If I lose the careful order of
my pieces of reality
then disordered things will happen,

and I won’t notice til it’s too late and
I won’t have taken care of him and been there for my friends.
I won’t have taken care of him he looks at me, concernedly.

I want to form a bond with being,
declare a romance with the truth.

Let go now, friend
my chest is tight from your suppression
the trust is warm, deep breath there is
a space for all your softness.

I’ll cherish my clarity every day,
I’ll feed myself enough,
I have no use for trying.

In work I’ll be productive and aligned with best intention
I’ll strive for joy in learning take instruction from myself.

I am a being that cares about people
there is no doubt that I can be the woman of my dreams.

Dusk as the stars appear

At last: I rummage around for a fragment
to enlighten that of this which remains for mattering.

there is so little to excel at
and yet something to an existence, carved with wavering fortitude, privy to alluring illusions of safety.

to untangle the web i encounter the need for permission to let go of
a yearning for splashing bath water, tender little shoes and softly brushed hair and
the red and frustrated cheeks of confusion

for in that lies a reverence which dissolves decision and concentrates fear

yet this unlikely life has resigned to be riddled with mystery, and in that a conception, in one way or the other

To Make the Dying Beautiful

What I thought to be a chirping bird
was in fact a sickly squirrel
the horror in its shriveled tail revolted me.
I tried to look into the eyes of
steady squeaks of desperation
and come to terms with ugliness.
To imagine my body that he touches so fondly
shriveled and rotten or
burnt to a crisp.

That fear spreads out like darkness
or ink blotches or storm clouds.

To make the Dying beautiful,
the opportunity for that.
Each of us insects turned around,
little arms clutching for
something firm to touch us back.

the intensity of grasping
this very moment, the colors are vivid and
how much love is there that isn’t tamed with torture.

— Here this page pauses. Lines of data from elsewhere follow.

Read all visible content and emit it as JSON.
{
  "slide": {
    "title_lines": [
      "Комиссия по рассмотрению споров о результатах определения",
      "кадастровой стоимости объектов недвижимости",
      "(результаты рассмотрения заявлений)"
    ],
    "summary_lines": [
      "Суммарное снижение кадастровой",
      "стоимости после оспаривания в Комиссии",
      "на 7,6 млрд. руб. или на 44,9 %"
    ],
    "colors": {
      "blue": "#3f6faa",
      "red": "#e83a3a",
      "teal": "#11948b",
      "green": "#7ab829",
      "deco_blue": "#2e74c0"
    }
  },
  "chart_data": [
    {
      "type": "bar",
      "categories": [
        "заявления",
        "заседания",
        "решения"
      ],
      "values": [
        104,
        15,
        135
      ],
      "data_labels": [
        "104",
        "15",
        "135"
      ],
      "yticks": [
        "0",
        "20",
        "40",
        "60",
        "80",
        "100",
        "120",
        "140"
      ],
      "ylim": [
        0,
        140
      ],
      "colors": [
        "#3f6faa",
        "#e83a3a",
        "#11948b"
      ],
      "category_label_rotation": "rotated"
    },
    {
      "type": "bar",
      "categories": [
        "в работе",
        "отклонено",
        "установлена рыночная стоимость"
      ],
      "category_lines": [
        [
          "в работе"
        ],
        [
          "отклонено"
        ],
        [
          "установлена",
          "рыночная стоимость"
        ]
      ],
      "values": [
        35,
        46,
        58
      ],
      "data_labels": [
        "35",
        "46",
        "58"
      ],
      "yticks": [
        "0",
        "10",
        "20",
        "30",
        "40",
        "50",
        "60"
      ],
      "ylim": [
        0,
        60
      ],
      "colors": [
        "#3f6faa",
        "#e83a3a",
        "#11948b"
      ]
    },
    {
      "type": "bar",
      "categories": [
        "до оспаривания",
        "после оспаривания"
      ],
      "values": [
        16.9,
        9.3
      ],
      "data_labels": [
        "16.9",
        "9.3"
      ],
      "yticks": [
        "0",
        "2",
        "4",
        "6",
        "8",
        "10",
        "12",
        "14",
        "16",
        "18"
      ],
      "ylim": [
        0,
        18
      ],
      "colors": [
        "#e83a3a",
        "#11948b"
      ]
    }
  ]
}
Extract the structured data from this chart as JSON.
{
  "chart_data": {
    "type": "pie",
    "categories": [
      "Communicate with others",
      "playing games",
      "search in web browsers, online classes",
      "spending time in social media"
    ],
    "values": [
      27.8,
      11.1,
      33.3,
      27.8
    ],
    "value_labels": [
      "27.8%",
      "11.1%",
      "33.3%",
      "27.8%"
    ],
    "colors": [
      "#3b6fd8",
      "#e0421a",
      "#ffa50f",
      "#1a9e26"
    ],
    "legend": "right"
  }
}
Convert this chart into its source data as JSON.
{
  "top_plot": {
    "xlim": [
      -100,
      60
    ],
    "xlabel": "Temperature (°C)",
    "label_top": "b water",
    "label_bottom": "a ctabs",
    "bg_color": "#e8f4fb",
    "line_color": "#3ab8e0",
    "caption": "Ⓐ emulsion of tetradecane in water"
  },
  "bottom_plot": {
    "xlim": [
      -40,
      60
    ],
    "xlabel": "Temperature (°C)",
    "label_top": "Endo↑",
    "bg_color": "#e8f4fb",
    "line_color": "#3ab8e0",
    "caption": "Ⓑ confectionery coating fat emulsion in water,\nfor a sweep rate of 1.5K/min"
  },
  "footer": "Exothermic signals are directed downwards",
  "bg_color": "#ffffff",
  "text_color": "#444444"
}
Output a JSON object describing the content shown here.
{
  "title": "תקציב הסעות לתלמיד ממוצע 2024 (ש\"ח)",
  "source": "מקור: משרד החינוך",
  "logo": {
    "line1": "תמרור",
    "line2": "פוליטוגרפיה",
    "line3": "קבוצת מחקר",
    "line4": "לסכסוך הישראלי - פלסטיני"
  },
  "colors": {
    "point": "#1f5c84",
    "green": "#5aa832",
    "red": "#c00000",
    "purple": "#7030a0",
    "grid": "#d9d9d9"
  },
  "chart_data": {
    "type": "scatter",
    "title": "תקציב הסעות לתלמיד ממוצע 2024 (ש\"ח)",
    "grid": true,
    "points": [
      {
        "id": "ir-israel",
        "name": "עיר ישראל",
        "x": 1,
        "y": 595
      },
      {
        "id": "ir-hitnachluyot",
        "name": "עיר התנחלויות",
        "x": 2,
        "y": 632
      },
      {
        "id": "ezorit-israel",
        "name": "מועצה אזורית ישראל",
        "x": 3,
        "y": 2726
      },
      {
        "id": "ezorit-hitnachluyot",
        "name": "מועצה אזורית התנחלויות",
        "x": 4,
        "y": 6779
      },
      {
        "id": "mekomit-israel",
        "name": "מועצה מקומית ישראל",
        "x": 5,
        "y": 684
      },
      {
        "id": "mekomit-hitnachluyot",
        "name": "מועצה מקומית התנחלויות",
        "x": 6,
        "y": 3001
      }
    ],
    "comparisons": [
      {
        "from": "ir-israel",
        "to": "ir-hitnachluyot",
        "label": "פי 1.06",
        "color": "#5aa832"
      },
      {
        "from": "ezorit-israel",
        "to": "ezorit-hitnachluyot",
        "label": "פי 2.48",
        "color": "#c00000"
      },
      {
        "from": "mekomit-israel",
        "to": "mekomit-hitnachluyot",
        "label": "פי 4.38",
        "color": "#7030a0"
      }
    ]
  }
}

To burst with passion upon a canvas a form that speaks to generations, and tells them of their honesty, a part we can’t remember.

To surrender to the present moment,
and speak with the divine
and take into consideration
that underneath the tangle
there is truth, and it is good.

If I melt into my subtle body,
I will encounter yours,
and all that came before,
the rotten and the beautiful.

In the warmth of my hand I sense
that we have been here
countless times before,
and so we know what to do with this.